10:50 a.m. - 11:10 a.m.

Metallic Nanoparticle analysis by Solution-Cathode Glow Discharge

Nicholas Hazel, Steven A. Ray

The State University of New York at Buffalo, Department of Chemistry

The Solution-Cathode Glow Discharge (SCGD) is a novel, low cost plasma source that has been under investigation for several years. This source consists of a miniature glow discharge formed between a tungsten anode and a cathode consisting of solution flowing through a glass capillary.

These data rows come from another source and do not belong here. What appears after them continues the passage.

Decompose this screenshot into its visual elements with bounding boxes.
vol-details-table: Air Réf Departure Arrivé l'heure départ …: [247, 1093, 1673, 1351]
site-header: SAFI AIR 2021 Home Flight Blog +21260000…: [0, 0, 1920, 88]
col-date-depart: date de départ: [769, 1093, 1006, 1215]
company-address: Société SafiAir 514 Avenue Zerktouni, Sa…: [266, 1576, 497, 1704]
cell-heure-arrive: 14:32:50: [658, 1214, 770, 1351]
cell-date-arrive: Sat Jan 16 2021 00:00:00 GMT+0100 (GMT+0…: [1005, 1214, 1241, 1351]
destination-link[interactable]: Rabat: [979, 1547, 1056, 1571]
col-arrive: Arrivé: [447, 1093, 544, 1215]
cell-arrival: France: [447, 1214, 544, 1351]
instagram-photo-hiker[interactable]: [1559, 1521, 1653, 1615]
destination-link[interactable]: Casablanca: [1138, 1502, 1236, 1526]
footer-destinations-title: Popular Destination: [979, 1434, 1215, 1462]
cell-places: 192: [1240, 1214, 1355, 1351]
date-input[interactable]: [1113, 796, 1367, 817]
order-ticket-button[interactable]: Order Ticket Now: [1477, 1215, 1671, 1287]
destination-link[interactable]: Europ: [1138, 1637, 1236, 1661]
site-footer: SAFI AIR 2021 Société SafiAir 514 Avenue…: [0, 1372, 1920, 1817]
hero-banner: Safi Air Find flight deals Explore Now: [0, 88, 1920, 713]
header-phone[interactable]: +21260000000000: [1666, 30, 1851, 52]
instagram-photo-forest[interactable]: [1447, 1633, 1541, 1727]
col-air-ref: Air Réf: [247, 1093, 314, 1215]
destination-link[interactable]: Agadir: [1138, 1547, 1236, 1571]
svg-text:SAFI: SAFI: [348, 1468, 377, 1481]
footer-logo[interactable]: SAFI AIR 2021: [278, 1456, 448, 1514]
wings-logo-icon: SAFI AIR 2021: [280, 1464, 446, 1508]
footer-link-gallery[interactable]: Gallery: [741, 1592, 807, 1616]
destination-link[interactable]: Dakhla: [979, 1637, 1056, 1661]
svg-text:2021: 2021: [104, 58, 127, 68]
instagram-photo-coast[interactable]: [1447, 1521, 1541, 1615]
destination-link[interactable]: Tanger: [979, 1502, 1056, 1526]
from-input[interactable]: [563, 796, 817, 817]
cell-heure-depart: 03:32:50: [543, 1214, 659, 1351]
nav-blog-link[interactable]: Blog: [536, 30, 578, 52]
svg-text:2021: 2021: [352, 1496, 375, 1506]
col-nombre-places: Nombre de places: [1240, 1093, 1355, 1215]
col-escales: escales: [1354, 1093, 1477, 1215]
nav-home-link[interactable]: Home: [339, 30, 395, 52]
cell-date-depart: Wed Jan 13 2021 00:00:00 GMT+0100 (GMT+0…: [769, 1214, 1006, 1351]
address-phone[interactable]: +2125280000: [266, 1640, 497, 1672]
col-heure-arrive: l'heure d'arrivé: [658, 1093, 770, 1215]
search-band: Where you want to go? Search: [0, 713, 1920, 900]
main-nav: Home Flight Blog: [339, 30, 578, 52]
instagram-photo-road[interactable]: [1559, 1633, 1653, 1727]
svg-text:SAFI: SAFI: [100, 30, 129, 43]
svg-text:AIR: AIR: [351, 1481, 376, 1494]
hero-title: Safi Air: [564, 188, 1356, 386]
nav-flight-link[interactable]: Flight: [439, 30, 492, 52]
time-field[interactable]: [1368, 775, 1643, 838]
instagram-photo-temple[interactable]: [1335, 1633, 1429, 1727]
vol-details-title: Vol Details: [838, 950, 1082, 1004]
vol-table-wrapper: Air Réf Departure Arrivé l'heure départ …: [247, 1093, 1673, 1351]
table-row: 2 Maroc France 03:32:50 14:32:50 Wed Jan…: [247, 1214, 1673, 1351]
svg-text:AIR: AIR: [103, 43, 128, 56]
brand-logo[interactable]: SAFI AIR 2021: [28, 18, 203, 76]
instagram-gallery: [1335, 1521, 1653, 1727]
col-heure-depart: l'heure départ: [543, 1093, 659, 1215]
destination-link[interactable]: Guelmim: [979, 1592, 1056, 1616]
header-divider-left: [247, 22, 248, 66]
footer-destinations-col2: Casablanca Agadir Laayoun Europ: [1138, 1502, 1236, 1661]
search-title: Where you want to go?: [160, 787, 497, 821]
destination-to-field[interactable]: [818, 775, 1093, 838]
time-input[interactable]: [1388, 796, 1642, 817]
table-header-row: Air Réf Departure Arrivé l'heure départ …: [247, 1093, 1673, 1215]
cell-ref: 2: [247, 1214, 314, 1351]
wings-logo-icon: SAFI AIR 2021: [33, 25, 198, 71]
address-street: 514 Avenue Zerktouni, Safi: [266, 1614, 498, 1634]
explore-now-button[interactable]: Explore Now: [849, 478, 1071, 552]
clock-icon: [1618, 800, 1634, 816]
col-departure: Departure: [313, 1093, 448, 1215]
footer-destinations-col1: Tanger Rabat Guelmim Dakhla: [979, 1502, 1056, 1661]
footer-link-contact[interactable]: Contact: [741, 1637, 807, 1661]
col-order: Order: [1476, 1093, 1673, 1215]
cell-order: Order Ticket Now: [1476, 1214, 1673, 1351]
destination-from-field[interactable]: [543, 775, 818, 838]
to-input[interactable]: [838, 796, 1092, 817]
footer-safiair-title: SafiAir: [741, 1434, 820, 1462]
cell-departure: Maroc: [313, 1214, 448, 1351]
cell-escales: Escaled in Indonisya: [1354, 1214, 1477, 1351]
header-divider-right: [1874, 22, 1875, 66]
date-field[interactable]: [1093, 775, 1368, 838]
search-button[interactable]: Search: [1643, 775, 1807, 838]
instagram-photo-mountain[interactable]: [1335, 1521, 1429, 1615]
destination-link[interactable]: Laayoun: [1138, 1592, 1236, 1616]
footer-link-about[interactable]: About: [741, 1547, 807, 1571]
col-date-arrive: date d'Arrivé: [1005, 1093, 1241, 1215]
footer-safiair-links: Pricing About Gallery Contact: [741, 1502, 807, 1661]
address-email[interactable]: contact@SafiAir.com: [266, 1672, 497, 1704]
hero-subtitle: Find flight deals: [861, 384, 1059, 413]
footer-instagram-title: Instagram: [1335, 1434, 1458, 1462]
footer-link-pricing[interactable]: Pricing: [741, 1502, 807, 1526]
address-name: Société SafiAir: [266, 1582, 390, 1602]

The SCGD has previously been used for the analysis of metals in solution, brine, ores, and peptides. In this experiment, we describe the use of the discharge for the analysis of metallic nanoparticles (NPs). NPs are increasingly seen as a subject of concern as they are increasingly manufactured, used and released into the environment. Accurately determining the presence and concentration of these species is crucial due to their expected further increase in production and use. Currently, ICP is commonly used in analysis of NP solutions, thus, it would be beneficial to demonstrate that the SCGD is capable of analyzing NP samples with similar merit. In this experiment the emission intensity of Ag, CuO, Fe2O3, and Au, NP solutions were compared to emission from sample solutions containing the equivalent metal concentration in dissolved salt form. Recovery percentages for NP solutions were prepared vs concentration and NP size. It was seen that metallic nanoparticle solutions showed decreased recovery rates relative to solutions of free ion, pointing toward incomplete atomization and excitation of the dispersed nanoparticles.

11:10 a.m. - 11:30 a.m.

ToF-SIMS analysis of Polycyclic Aromatic Hydrocarbons for

Source Apportionment in the Tonawanda Coke Soil Study

Kaitlin Ordiway, Joseph A. Gardella Jr.

The State University of New York at Buffalo, Department of Chemistry

Polycyclic aromatic hydrocarbons (PAHs) are a class of compound composed of a series of fused aromatic rings. PAHs found in the environment are a result of anthropogenic pollution sources such as combustion and industrial emissions. The aromaticity stabilizes these compounds making them resistant to degradation and susceptible to local and long-range deposition. PAHs are of particular concern due to their carcinogenicity and their ability to intercalate into human DNA. PAHs have been used as indicators of specific sources of pollution. The correlation between emission source and the PAHs produced make it possible to attribute emission source based on the PAHs present in the area of interest. However, traditional source apportionment methods rely only on the EPA’s priority PAHs limiting the number of variables assessed when determining dissimilarities between source emission profiles. Many sources have sufficient energy to produce low mass PAHs, while higher mass PAHs can only be produced under specific conditions. Time of flight secondary ion mass spectrometry (ToF-SIMS) allows us to look at a high mass range in order assess the higher mass PAHs that are often excluded from traditional mass spectrometry methods. Standards of PAHs and soil sample extracts were analyzed using ToF-SIMS. Data collected will allow for the assessment of PAH pollution in the surrounding community as part of the Tonawanda Coke Soil Study.